Dans ce débat, nous avons entendu beaucoup de collègues dans cet hémicycle dire qu'ils ne veulent pas de ce modèle. Alors, ayez l'honnêteté intellectuelle de dire que vous ne voulez pas d'imposition sur les successions tout court. Parce que nous avons ici un modèle, avec ce fameux seuil qui est fixé à 50 millions de francs, qui ne va pas frapper tout un chacun, qui ne va pas frapper les familles de la classe moyenne, vous et moi, qui ne va pas frapper les PME - parce que je suis aussi sensible à la transmission des entreprises, c'est un point important. C'est un modèle qui s'en prend à quelques pour cent de la population, par une imposition par l'Etat, en fonction des montants en jeu. Donc, cessons de dire qu'il s'agirait d'une initiative marxiste ou d'une initiative extrémiste - j'ai entendu toute une série de choses qui ne correspondent tout simplement pas à la réalité, avec ce seuil fixé à 50 millions.

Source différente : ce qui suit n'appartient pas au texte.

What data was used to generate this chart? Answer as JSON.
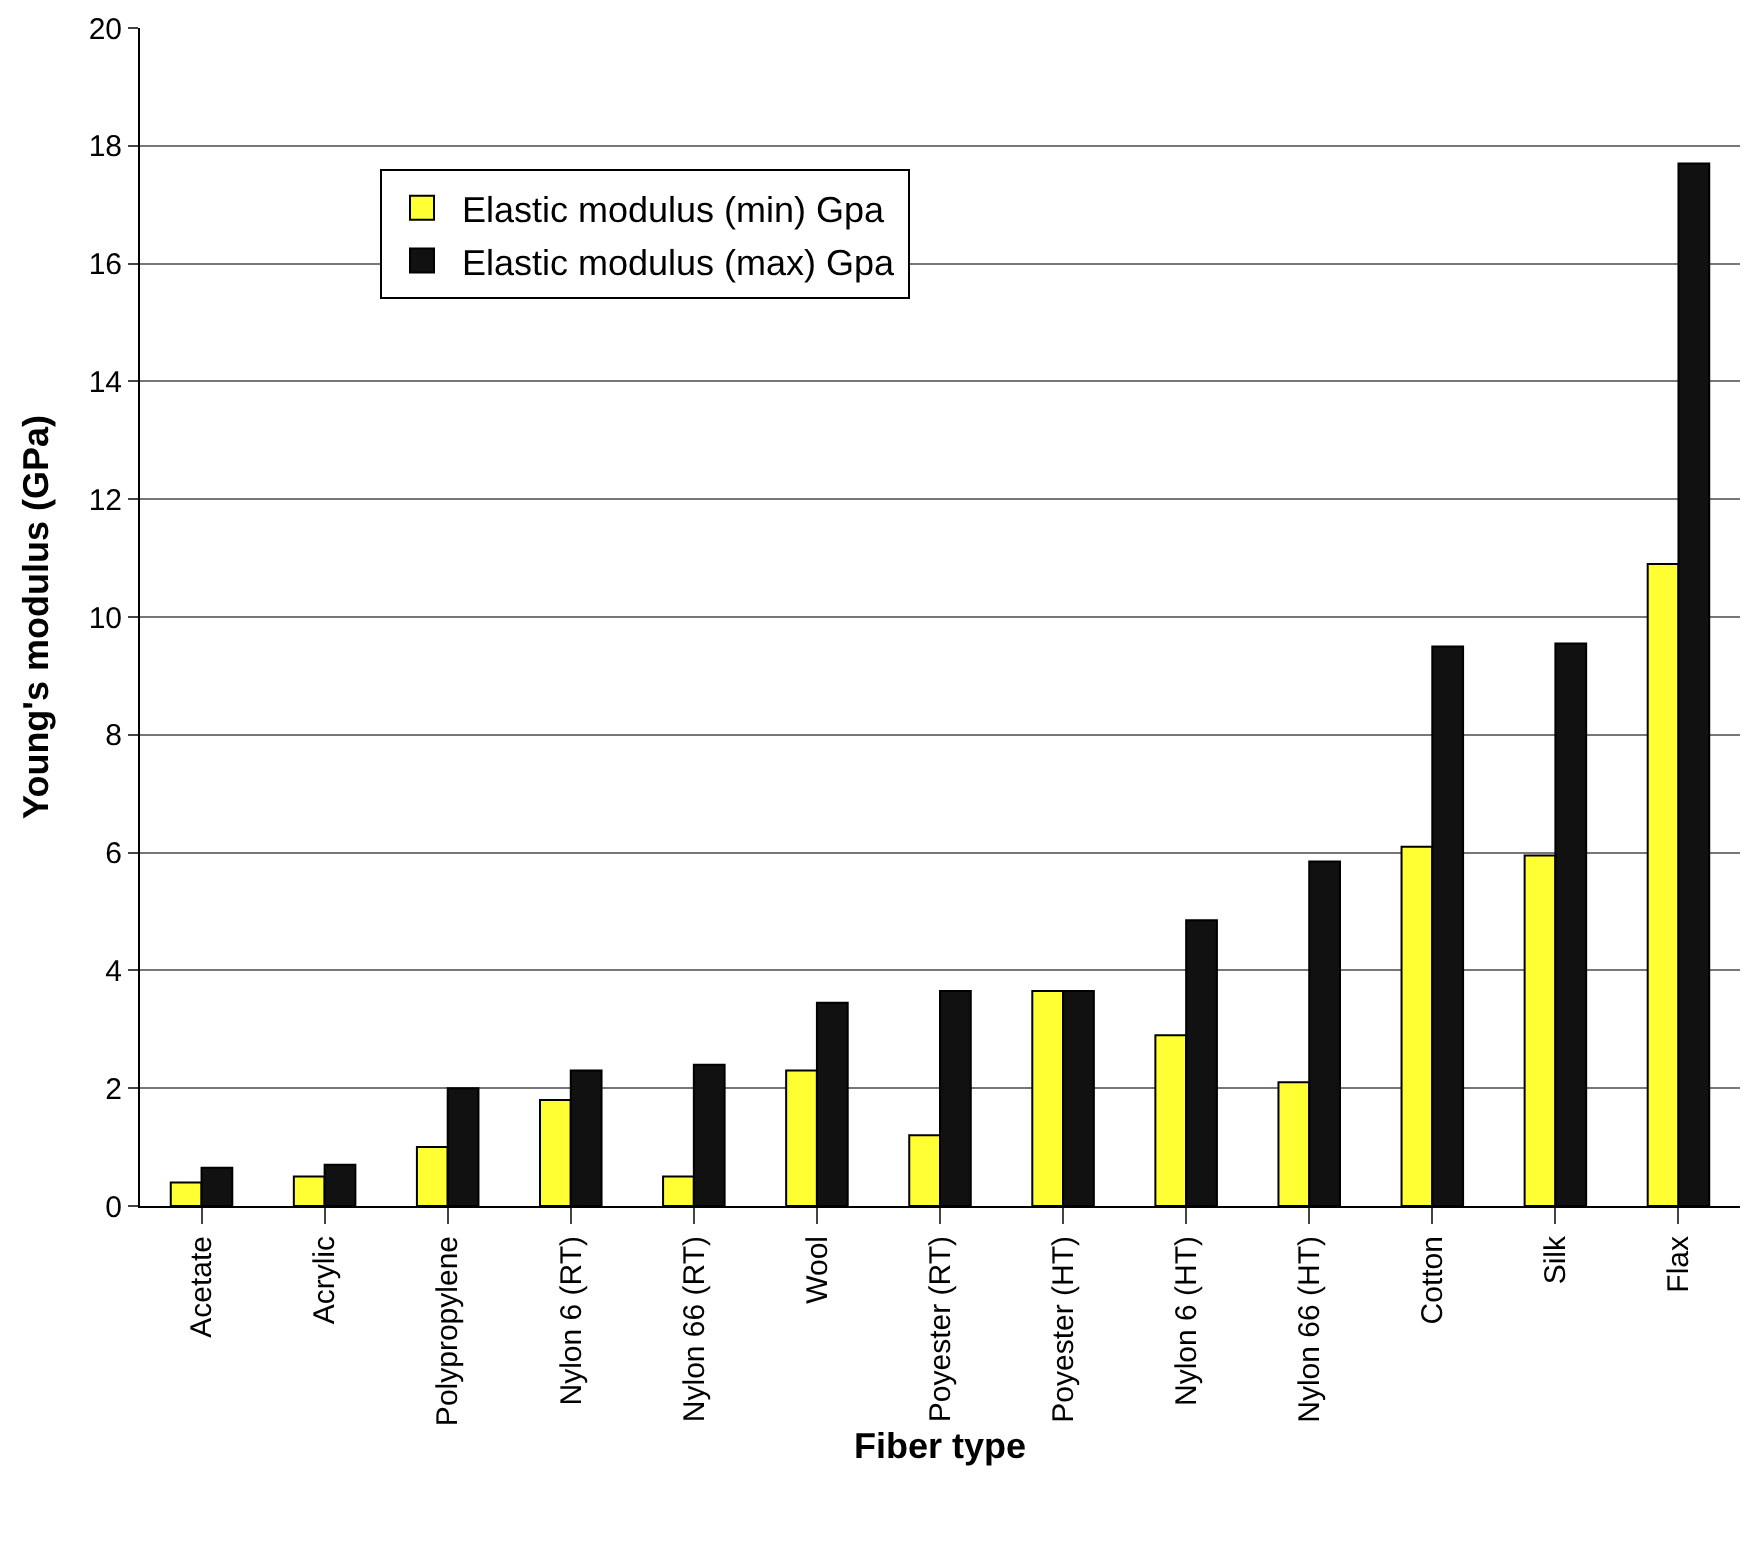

J'ajoute encore un dernier point sur ce sujet avant de parler brièvement du climat: évidemment, il aurait été intéressant de réfléchir à des alternatives, par exemple en jouant sur le taux d'imposition, dans le respect des compétences cantonales en la matière. On aurait pu imaginer une retenue plus grande de la Confédération pour laisser certaines compétences en main des cantons ou alors modifier ce fameux seuil de 50 millions, qui est particulièrement élevé. La majorité de la commission et de ce Parlement semble refuser purement et simplement toute discussion, même au sujet de modèles alternatifs qui seraient beaucoup mieux ciselés, beaucoup mieux nuancés peut-être, pour correspondre à ce que ce Parlement peut accepter ou considérer comme acceptable en la matière. Il s'agit donc d'un refus de principe; il faut le dire ainsi et ne pas tourner autour du pot.

Enfin, un dernier mot sur la question du climat: oui, il s'agit probablement de l'un des plus grands défis du siècle et j'aimerais insister sur les besoins de financement de la transition en vous rappelant un chiffre. Nous savons, en Suisse, par différentes études que les coûts de l'inaction climatique s'élèvent probablement à quelque chose comme 10 milliards de francs par année. Le fait de ne pas prendre de mesures pour contrecarrer la crise climatique et pour s'y adapter engendre des coûts, des coûts qui sont en réalité faramineux - je n'ai pas besoin de vous faire un dessin: catastrophes naturelles, problèmes de santé, pic de décès en cas de canicule, adaptation des infrastructures, etc. -, ils sont de 10 milliards[NB]par[NB]an.[NB]Nous[NB]devons donc aujourd'hui plus que jamais mettre de côté les moyens pour réduire ces coûts liés à l'inaction.

L'initiative dont nous parlons aujourd'hui est un de ces moyens - à l'évidence, il y en a d'autres - et c'est la raison pour laquelle je vous invite à la soutenir afin de nous donner les moyens de nos ambitions en matière climatique.